Here's a practical tip: When frustration simmers, instead of seeking answers, try asking more questions about the person. Our minds often ruminate on how "bad" they are, replaying the story and reinforcing negative perceptions. This increases stress and anxiety. Meditation can help break this cycle. By focusing on the breath and body, we connect with awareness and allow the thinking mind to settle. From this calmer space, we can begin to ask open-ended questions. If it's someone we know, we can recall times when they behaved differently. We can shift our focus from solely seeing them as dislikable to acknowledging their potential for likeableness, even if it's not towards us directly. If we don't know them, we can imagine them interacting playfully with loved ones or even a pet. It might sound cheesy, but the sweetness of a human-animal bond can disarm negativity.
Remember, this practice takes time and effort. Start small. The most crucial aspect is allowing ourselves to settle after recognizing how holding onto anger and resistance harms us more than anyone else.

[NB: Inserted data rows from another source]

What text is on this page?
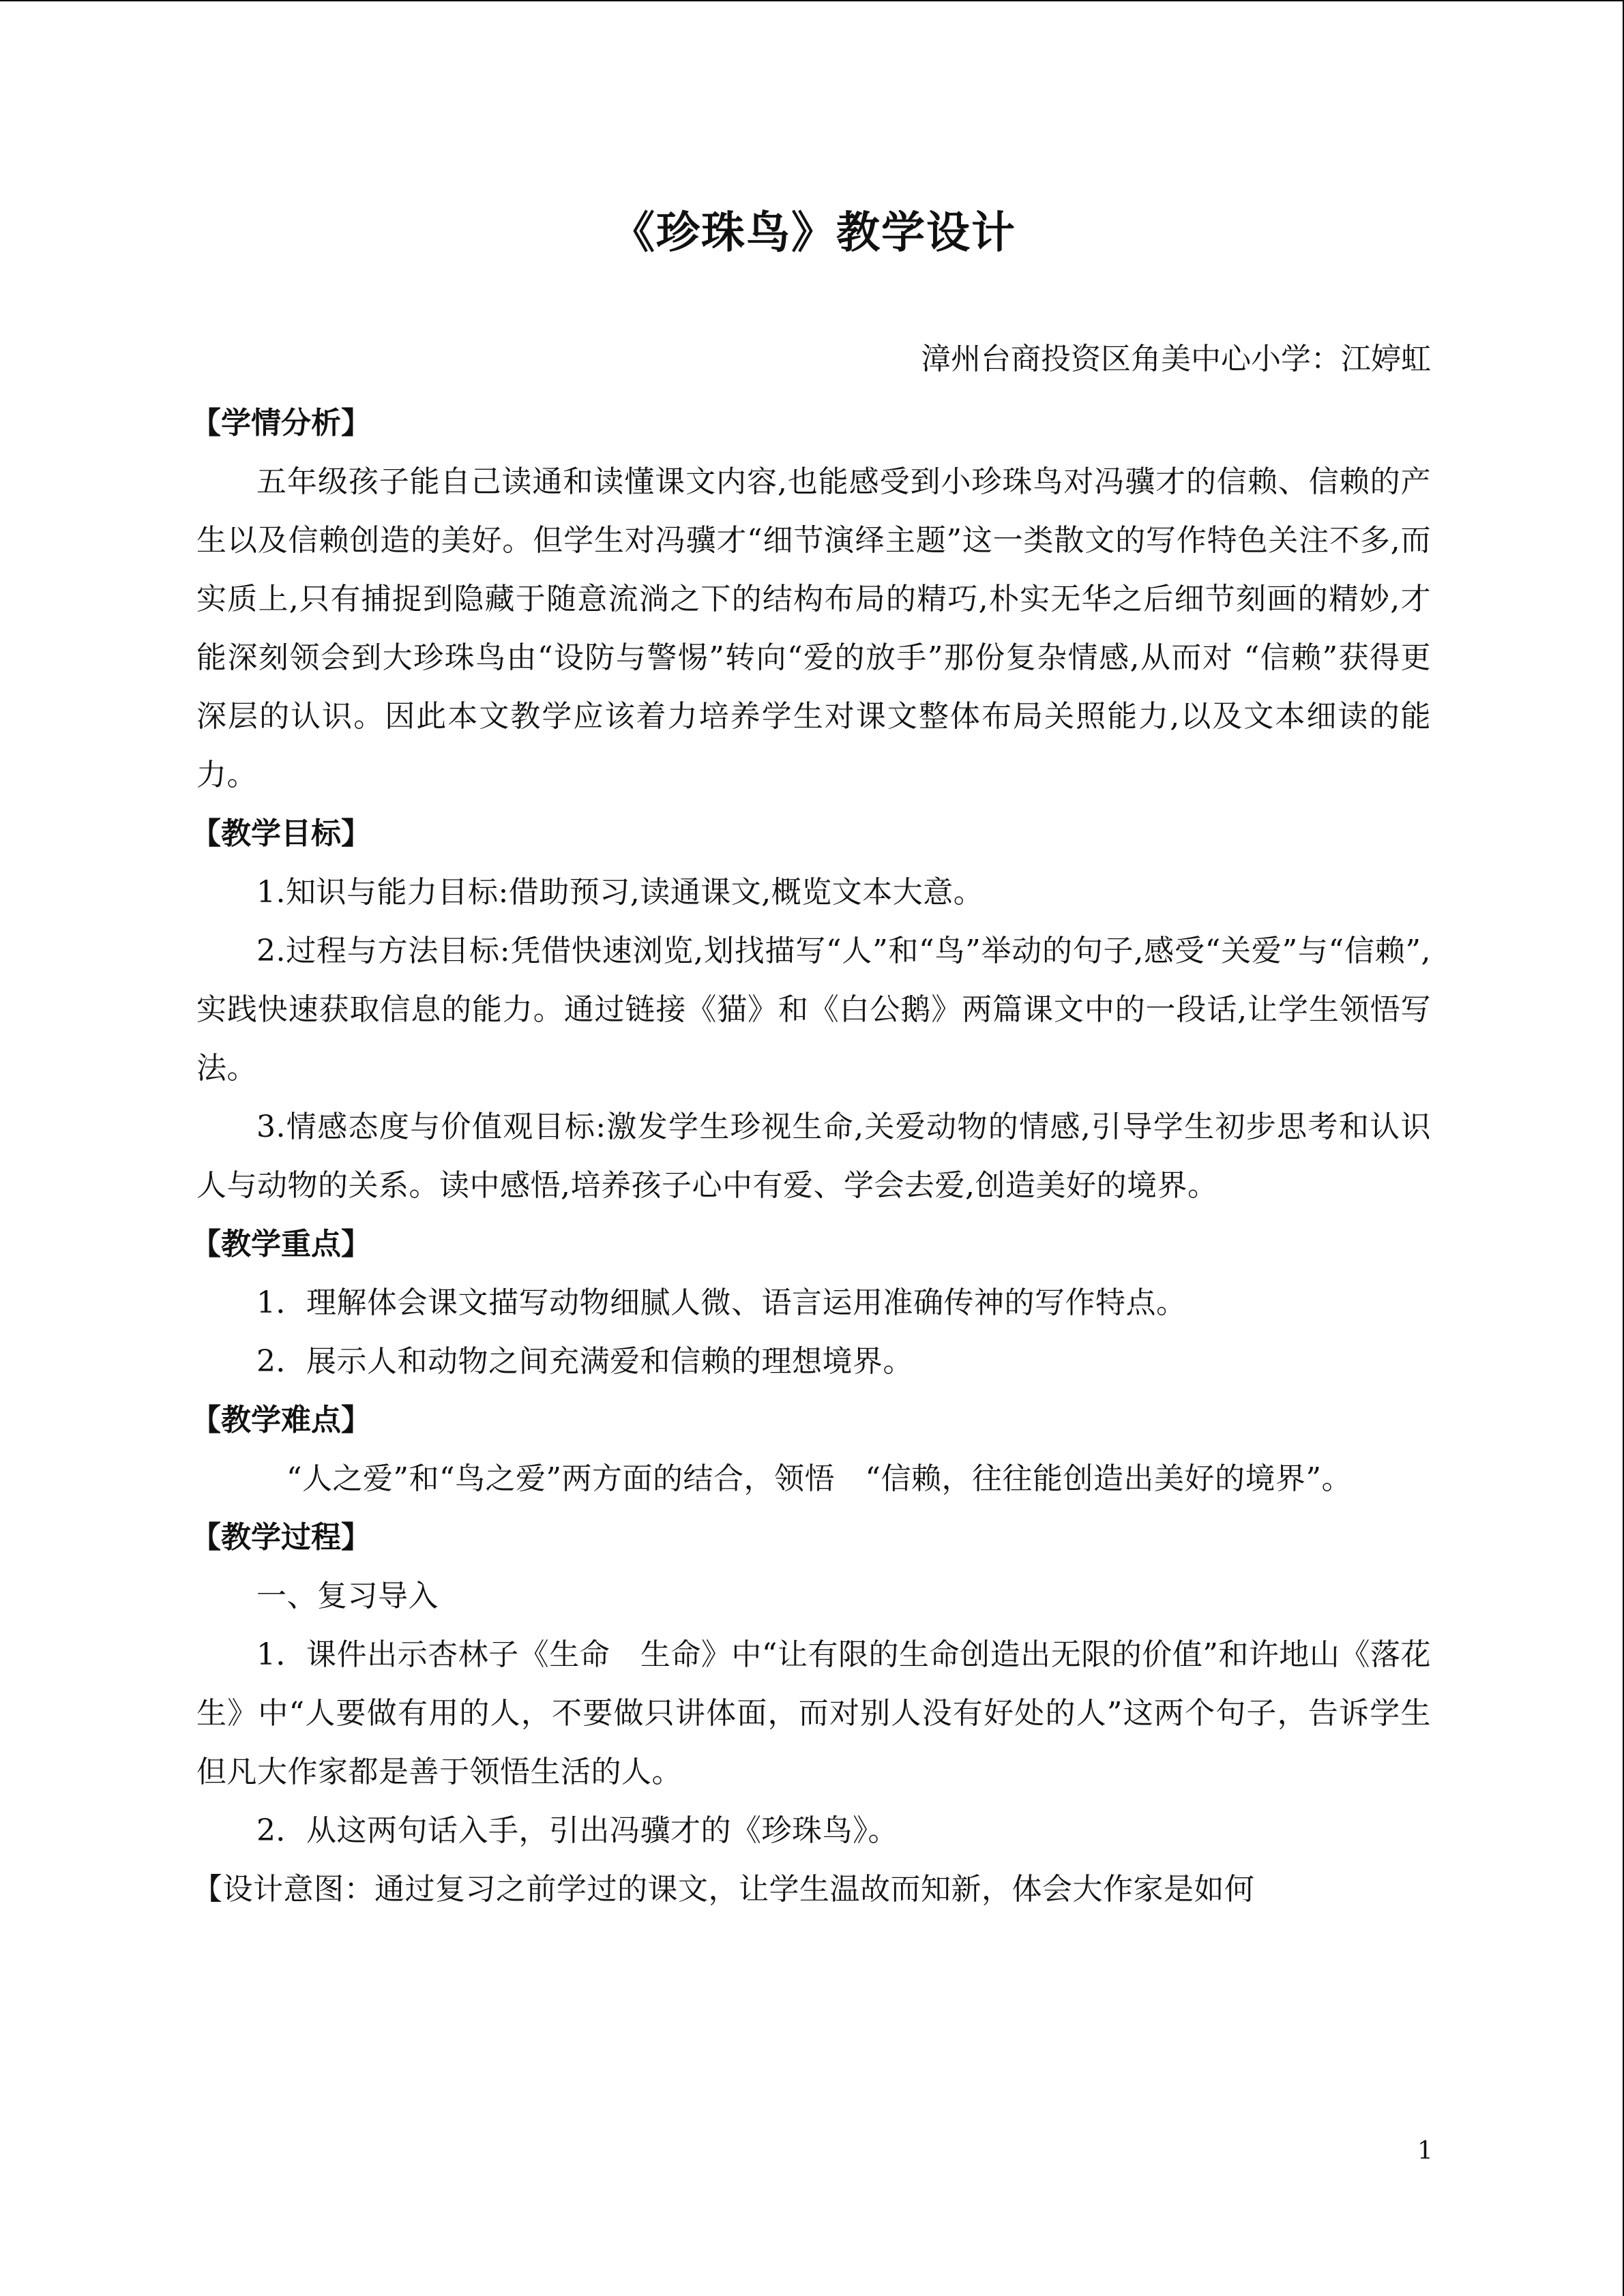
《珍珠鸟》教学设计
漳州台商投资区角美中心小学：江婷虹
【学情分析】

五年级孩子能自己读通和读懂课文内容,也能感受到小珍珠鸟对冯骥才的信赖、信赖的产生以及信赖创造的美好。但学生对冯骥才“细节演绎主题”这一类散文的写作特色关注不多,而实质上,只有捕捉到隐藏于随意流淌之下的结构布局的精巧,朴实无华之后细节刻画的精妙,才能深刻领会到大珍珠鸟由“设防与警惕”转向“爱的放手”那份复杂情感,从而对 “信赖”获得更深层的认识。因此本文教学应该着力培养学生对课文整体布局关照能力,以及文本细读的能力。

【教学目标】

1.知识与能力目标:借助预习,读通课文,概览文本大意。

2.过程与方法目标:凭借快速浏览,划找描写“人”和“鸟”举动的句子,感受“关爱”与“信赖”,实践快速获取信息的能力。通过链接《猫》和《白公鹅》两篇课文中的一段话,让学生领悟写法。

3.情感态度与价值观目标:激发学生珍视生命,关爱动物的情感,引导学生初步思考和认识人与动物的关系。读中感悟,培养孩子心中有爱、学会去爱,创造美好的境界。

【教学重点】

1．理解体会课文描写动物细腻人微、语言运用准确传神的写作特点。

2．展示人和动物之间充满爱和信赖的理想境界。

【教学难点】

“人之爱”和“鸟之爱”两方面的结合，领悟　“信赖，往往能创造出美好的境界”。

【教学过程】

一、复习导入

1．课件出示杏林子《生命　生命》中“让有限的生命创造出无限的价值”和许地山《落花生》中“人要做有用的人，不要做只讲体面，而对别人没有好处的人”这两个句子，告诉学生但凡大作家都是善于领悟生活的人。

2．从这两句话入手，引出冯骥才的《珍珠鸟》。

【设计意图：通过复习之前学过的课文，让学生温故而知新，体会大作家是如何

1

For example, I've definitely gotten frustrated in traffic. Stuck behind a reckless driver, I might yell an expletive. Reflecting later, I realize no one was physically harmed (assuming I was alone). But I, by allowing my anger to build, ultimately harmed myself. The other driver is long gone, and I'm left stewing in negativity.
We need to acknowledge this self-inflicted suffering. Reach a point where you say, "Enough! This burden is too much." Then, use meditation and open-ended questions to cultivate a new perspective on the person or situation.